Par touches discrètes, Blue Heron révèle l’ampleur des dégâts causés par l’oiseau rare depuis que les troubles psychiques de Jeremy ravagent l’équilibre familial. Les premiers signes de sa maladie remontent à ses quatre ans, forçant ses parents à un parcours du combattant entre police, psychiatres et assistants sociaux. L'errance sans fin s’accompagne de déménagements répétés, les voisins excédés ne supportant plus les crises du garçon.

Le beau-père, jeune homme barbu et attentionné, tente de saisir ce quotidien à travers le camescope familial. Mais il est tout aussi dépassé que la mère, minée par une mauvaise conscience tenace. Faut-il placer Jeremy en famille d’accueil, au risque d’aggraver son état ou de briser définitivement le moral des parents ? La question hante chaque décision, transformant la cellule familiale en un champ de ruines silencieuses.

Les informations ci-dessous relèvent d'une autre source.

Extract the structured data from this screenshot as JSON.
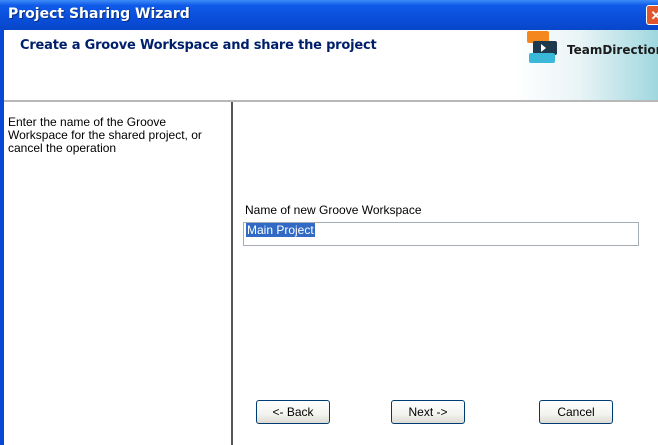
{
  "window": {
    "title": "Project Sharing Wizard",
    "close_glyph": "✕"
  },
  "header": {
    "title": "Create a Groove Workspace and share the project",
    "logo": {
      "icon": "teamdirection-logo-icon",
      "text": "TeamDirection"
    }
  },
  "left_pane": {
    "instructions": "Enter the name of the Groove Workspace for the shared project, or cancel the operation"
  },
  "form": {
    "workspace_label": "Name of new Groove Workspace",
    "workspace_value": "Main Project"
  },
  "buttons": {
    "back": "<- Back",
    "next": "Next ->",
    "cancel": "Cancel"
  },
  "colors": {
    "titlebar": "#0a4fdc",
    "header_title": "#001f6b",
    "selection": "#316ac5",
    "logo_orange": "#f4881f",
    "logo_dark": "#1e3a4c",
    "logo_cyan": "#39b8d7"
  }
}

Une famille déchirée par l'énigme

Manifestement inspiré de faits réels, le film de Sophy Romvari, cinéaste canado-hongroise, s’attache à montrer que les discours experts ne font que masquer l’absence de diagnostic clair. Ainsi, le mot autisme n’est jamais prononcé, comme si le film refusait de nommer l’énigme qui ronge la famille. Par un glissement temporel maladroit, Blue Heron bascule ensuite dans le souvenir de Sasha, la sœur devenue adulte, qui tente de reconstituer par fragments une enfance marquée par la mort prématurée de Jeremy.

L'autisme n'est jamais nommé, mais il dévore tout sur son passage.

L’intérêt du film réside dans l’impuissance qu’il expose : celle des bonnes volontés face à une santé psychique altérée et, semble-t-il, incurable. Pourtant, le récit reste prisonnier d’un biais majeur. Le problème est constamment observé depuis le point de vue des proches, jamais depuis la conscience impénétrable de Jeremy. Autrement dit, le film tourne autour du pot, incapable de percer l’énigme qu’il prétend explorer.

Les personnages, eux, manquent cruellement de chair. Quid du lien affectif entre les deux parents ? Quid de leurs activités professionnelles ou de leurs relations avec leur entourage ? L’étoffe dramaturgique aurait mérité d’être épaissie, tout comme la haine sourde portée par Jeremy aurait pu être envisagée sous un angle moins statique et plus nuancé.

Entre protection et abandon, il n'y a pas de bonne solution — seulement des regrets.

Malgré ces faiblesses, Blue Heron ne laisse pas indifférent. Il offre un miroir brut à ceux qui ont vécu ou observé de près l’autisme, sans jamais tomber dans le pathos facile. Une œuvre maladroite, mais nécessaire, qui rappelle que certaines souffrances échappent aux mots.

L'impuissance des experts et des proches

Le film interroge aussi la frontière entre protection et abandon. Placer un enfant en famille d’accueil, c’est risquer de le perdre deux fois : une première fois en le confiant à des inconnus, une seconde en acceptant de ne plus être son parent. Une décision qui pèse comme une épée de Damoclès sur les épaules des familles confrontées à l’autisme.